It was a masterclass in TV interviewing from Eddie Mair, occupying Andrew Marr’s Sunday morning chair on BBC1. (You can watch an excerpt from the interview here.)
With documentary-maker Michael Cockerell’s film, ‘Boris Johnson: The Irresistible Rise’, to be screened on Monday evening (BBC2, 9pm), Mair took the opportunity to put to the twice-elected Mayor of London the allegations he’s always previously been able to laugh off. There’s a good feature about it in the Daily Mail (sorry) here.
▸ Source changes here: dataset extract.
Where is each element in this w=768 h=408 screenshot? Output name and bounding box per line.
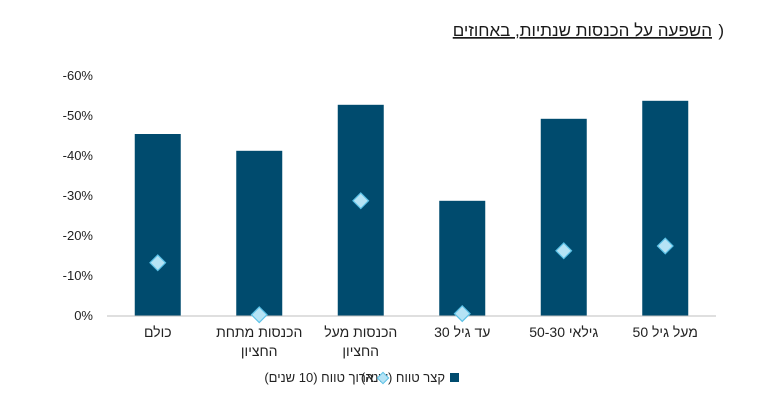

Usually interviewers indulge Boris; I could say complicitly, but perhaps it’s more charitable to say they just don’t know how to deal with his japesome, clowning wit. Yet Mair’s softly-spoken skewering seemed to un-nerve Boris. Asked about his past — those things he’s previously been able to shrug off as little more than Wodehousian scrapes — he floundered unconvincingly. Asked why he wouldn’t give a straight answer to the question, ‘Do you want to be Prime Minister?’ he glanced nervously to the wings, where doubtless his media advisers were watching on with horror.
The interview culminated with Eddie Mair, sotto voce, suggesting Boris’s past showed him to be “a nasty piece of work”. It’s a measure of Mair’s quiet-but-deadly approach that he made it sound eminently reasonable, not a slur. Boris blushed with guilt, not outrage.
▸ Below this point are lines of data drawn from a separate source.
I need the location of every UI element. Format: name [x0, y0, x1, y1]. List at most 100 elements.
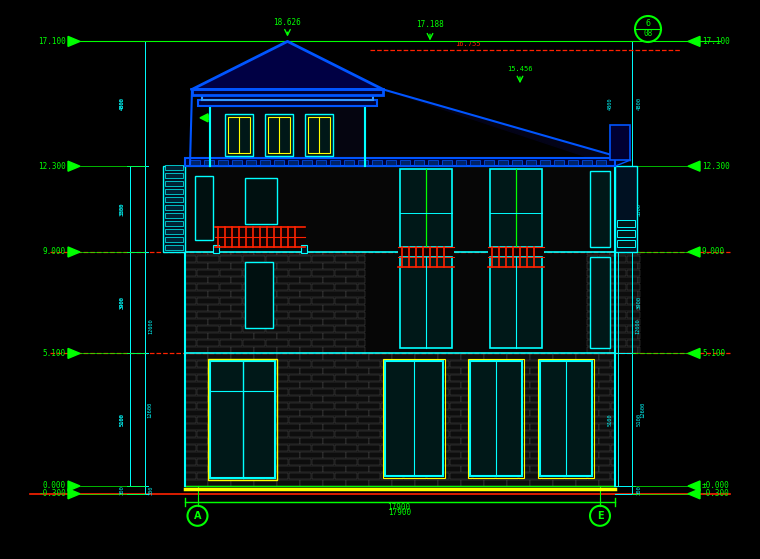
Bar — [220, 284, 242, 290]
Bar — [323, 367, 346, 374]
Text: 3300: 3300 — [637, 202, 642, 216]
Bar — [381, 416, 403, 423]
Bar — [599, 424, 615, 430]
Bar — [312, 340, 334, 347]
Polygon shape — [688, 36, 700, 46]
Text: 5100: 5100 — [119, 414, 125, 426]
Bar — [300, 333, 322, 339]
Bar — [565, 458, 587, 465]
Bar — [265, 298, 288, 305]
Bar — [498, 160, 508, 165]
Bar — [231, 424, 254, 430]
Bar — [610, 252, 615, 255]
Bar — [165, 181, 183, 186]
Bar — [268, 117, 290, 153]
Text: 18.626: 18.626 — [274, 18, 302, 27]
Bar — [185, 158, 615, 166]
Bar — [473, 375, 495, 381]
Bar — [289, 326, 311, 333]
Bar — [638, 277, 640, 283]
Bar — [587, 284, 598, 290]
Bar — [587, 444, 610, 451]
Bar — [185, 353, 207, 360]
Text: 12.300: 12.300 — [38, 162, 66, 170]
Bar — [496, 444, 518, 451]
Bar — [426, 402, 449, 409]
Bar — [587, 326, 598, 333]
Bar — [590, 257, 610, 348]
Bar — [553, 424, 575, 430]
Bar — [617, 230, 635, 237]
Bar — [208, 319, 230, 325]
Bar — [334, 430, 357, 437]
Bar — [392, 466, 414, 472]
Bar — [507, 396, 530, 402]
Bar — [615, 312, 626, 319]
Bar — [449, 472, 472, 479]
Bar — [185, 430, 196, 437]
Bar — [518, 402, 541, 409]
Bar — [610, 458, 615, 465]
Bar — [541, 361, 564, 367]
Bar — [638, 347, 640, 353]
Bar — [565, 472, 587, 479]
Bar — [277, 410, 299, 416]
Bar — [242, 361, 265, 367]
Bar — [254, 353, 277, 360]
Bar — [289, 389, 311, 395]
Bar — [277, 277, 299, 283]
Bar — [610, 444, 615, 451]
Bar — [185, 270, 196, 276]
Bar — [426, 472, 449, 479]
Bar — [265, 472, 288, 479]
Bar — [192, 89, 383, 96]
Bar — [197, 326, 219, 333]
Bar — [638, 319, 640, 325]
Bar — [357, 284, 365, 290]
Bar — [323, 381, 346, 388]
Bar — [610, 277, 615, 283]
Bar — [490, 169, 542, 247]
Bar — [208, 263, 230, 269]
Bar — [587, 252, 610, 255]
Bar — [568, 160, 578, 165]
Bar — [553, 438, 575, 444]
Bar — [185, 375, 196, 381]
Bar — [346, 466, 369, 472]
Bar — [346, 263, 365, 269]
Bar — [197, 284, 219, 290]
Text: A: A — [194, 511, 201, 521]
Bar — [473, 430, 495, 437]
Bar — [404, 416, 426, 423]
Bar — [576, 410, 599, 416]
Bar — [208, 480, 230, 486]
Bar — [610, 402, 615, 409]
Bar — [484, 410, 506, 416]
Bar — [289, 472, 311, 479]
Bar — [277, 347, 299, 353]
Text: 17.100: 17.100 — [38, 37, 66, 46]
Bar — [254, 263, 277, 269]
Bar — [369, 438, 391, 444]
Bar — [165, 245, 183, 250]
Bar — [496, 472, 518, 479]
Bar — [289, 361, 311, 367]
Bar — [302, 160, 312, 165]
Bar — [334, 444, 357, 451]
Bar — [587, 263, 610, 269]
Bar — [265, 312, 288, 319]
Bar — [289, 284, 311, 290]
Polygon shape — [287, 41, 383, 89]
Bar — [404, 472, 426, 479]
Bar — [426, 389, 449, 395]
Bar — [185, 347, 207, 353]
Bar — [587, 375, 610, 381]
Bar — [254, 277, 277, 283]
Bar — [316, 160, 326, 165]
Bar — [185, 381, 207, 388]
Bar — [254, 480, 277, 486]
Text: ±0.000: ±0.000 — [702, 481, 730, 490]
Text: 3300: 3300 — [607, 203, 613, 215]
Bar — [242, 402, 265, 409]
Bar — [599, 381, 615, 388]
For most of the 10 minutes — and perhaps for the first time ever — Boris looked as if he would rather be anywhere else than beneath the glare of the TV lights. This was his reckoning, and he looked winded, lumbering like a past-his-prime former heavyweight champion. Only at the very end did we glimpse again the rambunctious front Boris likes to project, but by then it was too late.
Tory MPs will have looked on and perhaps felt a gratitude for David Cameron they may not have felt in a year or more.